Quand l’Amérique stérilisait les pauvres, ces riches qui piquent des bonbons : deux longs formats à lire ce week-end

Etre riche rend-il mauvais ? (Photo MOHD RASFAN. AFP)
par Delphine Veaudor, De la rédaction de «Books»
publié le 11 juin 2016 à 10h26

Chaque semaine, la rédaction du magazine « Books », décortique les longs formats des revues et sites anglo-saxons. Morceaux choisis.
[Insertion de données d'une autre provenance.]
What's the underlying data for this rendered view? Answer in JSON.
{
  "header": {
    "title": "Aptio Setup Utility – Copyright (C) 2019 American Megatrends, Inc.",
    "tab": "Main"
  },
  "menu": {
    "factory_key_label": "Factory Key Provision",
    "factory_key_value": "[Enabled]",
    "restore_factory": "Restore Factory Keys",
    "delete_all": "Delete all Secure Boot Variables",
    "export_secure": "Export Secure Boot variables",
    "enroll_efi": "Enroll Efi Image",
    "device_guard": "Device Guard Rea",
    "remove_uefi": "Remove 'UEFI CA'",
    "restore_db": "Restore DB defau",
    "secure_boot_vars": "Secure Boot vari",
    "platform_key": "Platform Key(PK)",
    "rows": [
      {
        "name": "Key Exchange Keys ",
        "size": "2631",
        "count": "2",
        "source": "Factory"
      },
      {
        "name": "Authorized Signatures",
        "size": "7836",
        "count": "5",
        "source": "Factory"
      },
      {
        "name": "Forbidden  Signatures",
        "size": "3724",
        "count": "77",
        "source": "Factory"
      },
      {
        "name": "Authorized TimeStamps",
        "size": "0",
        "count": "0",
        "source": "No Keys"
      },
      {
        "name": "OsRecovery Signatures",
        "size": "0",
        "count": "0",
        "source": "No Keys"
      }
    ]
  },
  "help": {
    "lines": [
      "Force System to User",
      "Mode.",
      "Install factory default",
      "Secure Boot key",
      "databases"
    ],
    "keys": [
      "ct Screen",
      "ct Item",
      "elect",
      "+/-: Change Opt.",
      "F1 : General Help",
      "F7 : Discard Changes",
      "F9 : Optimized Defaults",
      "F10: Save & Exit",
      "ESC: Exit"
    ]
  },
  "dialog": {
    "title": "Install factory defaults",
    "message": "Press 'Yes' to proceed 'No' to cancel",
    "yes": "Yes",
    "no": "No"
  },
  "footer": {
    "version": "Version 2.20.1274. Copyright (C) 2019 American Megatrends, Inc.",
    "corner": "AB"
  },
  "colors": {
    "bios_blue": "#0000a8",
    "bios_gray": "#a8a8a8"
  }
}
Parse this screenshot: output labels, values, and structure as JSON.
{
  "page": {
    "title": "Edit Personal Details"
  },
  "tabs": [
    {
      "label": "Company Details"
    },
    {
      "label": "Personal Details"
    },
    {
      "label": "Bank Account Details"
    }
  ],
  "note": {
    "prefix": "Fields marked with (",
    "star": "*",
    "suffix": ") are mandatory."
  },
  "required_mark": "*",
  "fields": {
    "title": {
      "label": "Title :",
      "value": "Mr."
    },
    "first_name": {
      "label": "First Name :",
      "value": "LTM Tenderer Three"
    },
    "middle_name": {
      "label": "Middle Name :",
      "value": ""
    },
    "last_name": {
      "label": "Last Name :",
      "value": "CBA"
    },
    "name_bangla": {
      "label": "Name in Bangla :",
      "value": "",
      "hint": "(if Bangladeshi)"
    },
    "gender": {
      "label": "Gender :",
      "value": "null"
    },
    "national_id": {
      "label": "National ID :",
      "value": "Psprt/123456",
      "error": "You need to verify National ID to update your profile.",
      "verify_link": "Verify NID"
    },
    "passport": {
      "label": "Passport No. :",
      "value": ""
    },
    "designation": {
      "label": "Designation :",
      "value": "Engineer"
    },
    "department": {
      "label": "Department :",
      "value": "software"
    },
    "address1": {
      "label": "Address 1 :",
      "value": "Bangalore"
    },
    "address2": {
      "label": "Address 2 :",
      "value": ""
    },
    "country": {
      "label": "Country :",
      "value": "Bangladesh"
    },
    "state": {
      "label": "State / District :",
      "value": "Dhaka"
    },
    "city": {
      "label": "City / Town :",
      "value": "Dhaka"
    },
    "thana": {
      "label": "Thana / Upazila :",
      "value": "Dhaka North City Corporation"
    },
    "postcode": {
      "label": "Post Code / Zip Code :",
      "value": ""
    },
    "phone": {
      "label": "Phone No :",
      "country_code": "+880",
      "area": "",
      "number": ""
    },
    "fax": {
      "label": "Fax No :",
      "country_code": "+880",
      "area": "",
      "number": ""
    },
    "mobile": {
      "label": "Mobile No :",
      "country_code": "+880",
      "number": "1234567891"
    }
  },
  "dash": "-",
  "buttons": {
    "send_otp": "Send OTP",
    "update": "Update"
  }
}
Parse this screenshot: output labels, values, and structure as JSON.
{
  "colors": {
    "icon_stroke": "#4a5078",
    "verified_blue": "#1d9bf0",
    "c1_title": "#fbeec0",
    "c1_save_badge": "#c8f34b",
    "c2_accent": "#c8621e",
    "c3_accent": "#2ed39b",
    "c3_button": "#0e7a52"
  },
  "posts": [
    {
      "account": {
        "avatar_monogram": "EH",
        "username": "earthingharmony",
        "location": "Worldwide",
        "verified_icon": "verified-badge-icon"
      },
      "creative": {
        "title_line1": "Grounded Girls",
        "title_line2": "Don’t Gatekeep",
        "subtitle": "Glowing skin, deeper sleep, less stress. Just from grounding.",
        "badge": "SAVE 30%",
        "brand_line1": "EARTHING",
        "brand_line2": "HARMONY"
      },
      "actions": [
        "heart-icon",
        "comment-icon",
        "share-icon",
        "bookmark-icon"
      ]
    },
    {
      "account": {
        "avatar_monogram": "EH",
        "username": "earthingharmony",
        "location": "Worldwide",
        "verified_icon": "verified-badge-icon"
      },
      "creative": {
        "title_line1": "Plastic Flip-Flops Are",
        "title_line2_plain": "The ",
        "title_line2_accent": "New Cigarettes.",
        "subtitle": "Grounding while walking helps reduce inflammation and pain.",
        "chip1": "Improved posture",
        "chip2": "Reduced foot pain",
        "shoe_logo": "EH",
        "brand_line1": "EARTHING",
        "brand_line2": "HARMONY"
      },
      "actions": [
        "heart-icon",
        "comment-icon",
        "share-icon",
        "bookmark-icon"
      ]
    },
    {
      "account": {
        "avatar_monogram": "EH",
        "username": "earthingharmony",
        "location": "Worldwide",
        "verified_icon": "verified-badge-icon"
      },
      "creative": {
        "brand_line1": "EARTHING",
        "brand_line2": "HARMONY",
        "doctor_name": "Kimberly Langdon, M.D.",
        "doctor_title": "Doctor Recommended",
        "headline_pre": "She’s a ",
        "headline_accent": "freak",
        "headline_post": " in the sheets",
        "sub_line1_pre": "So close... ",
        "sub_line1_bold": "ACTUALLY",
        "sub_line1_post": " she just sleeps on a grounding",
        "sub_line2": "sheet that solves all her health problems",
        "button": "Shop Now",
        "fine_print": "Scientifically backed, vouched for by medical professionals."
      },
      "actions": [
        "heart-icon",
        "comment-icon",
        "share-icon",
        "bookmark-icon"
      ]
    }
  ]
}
De l’eugénisme en Amérique

Les proches de Carrie Buck disaient d'elle qu'elle aimait lire la presse, faire des mots croisés et qu'elle avait toute sa vie tiré le diable par la queue (elle est morte en 1983 dans un hospice de l'assistance publique). Aucun n'a jamais constaté chez elle la moindre déficience mentale. C'est pourtant le nom de Carrie qui figure sur l'arrêt Buck v. Bell de 1927. Par cette décision, la Cour suprême des Etats-Unis autorisait la stérilisation des « faibles d'esprits ». Mère à l'âge de 17 ans, sans le sou, Buck était une cible idéale pour les tenants de l'eugénisme. Or ceux-ci étaient nombreux aux Etats-Unis : d'influents médecins, juristes et biologistes qui voyaient dans les filles supposément faciles comme Carrie Buck des « utérus sur pattes », des bombes biologiques prêtes à répandre leurs mauvais gènes à travers le pays. La jeune fille fut stérilisée, comme 60 000 à 70 000 de ses compatriotes victimes des politiques eugénistes (une trentaine d'Etats américains ont adopté des lois autorisant la stérilisation pour de tels motifs au cours du XXe siècle). Dans son arrêt, la cour assénait que « trois générations d'imbéciles, cela suffit ». Ses conclusions furent citées par la défense des nazis lors du procès de Nuremberg. (Sur l'eugénisme passé et présent, on peut lire le dossier de Books : «Le nouvel eugénisme».

Auteur : Andrea DenHoed est journaliste. Elle contribue régulièrement aux pages New Yorker.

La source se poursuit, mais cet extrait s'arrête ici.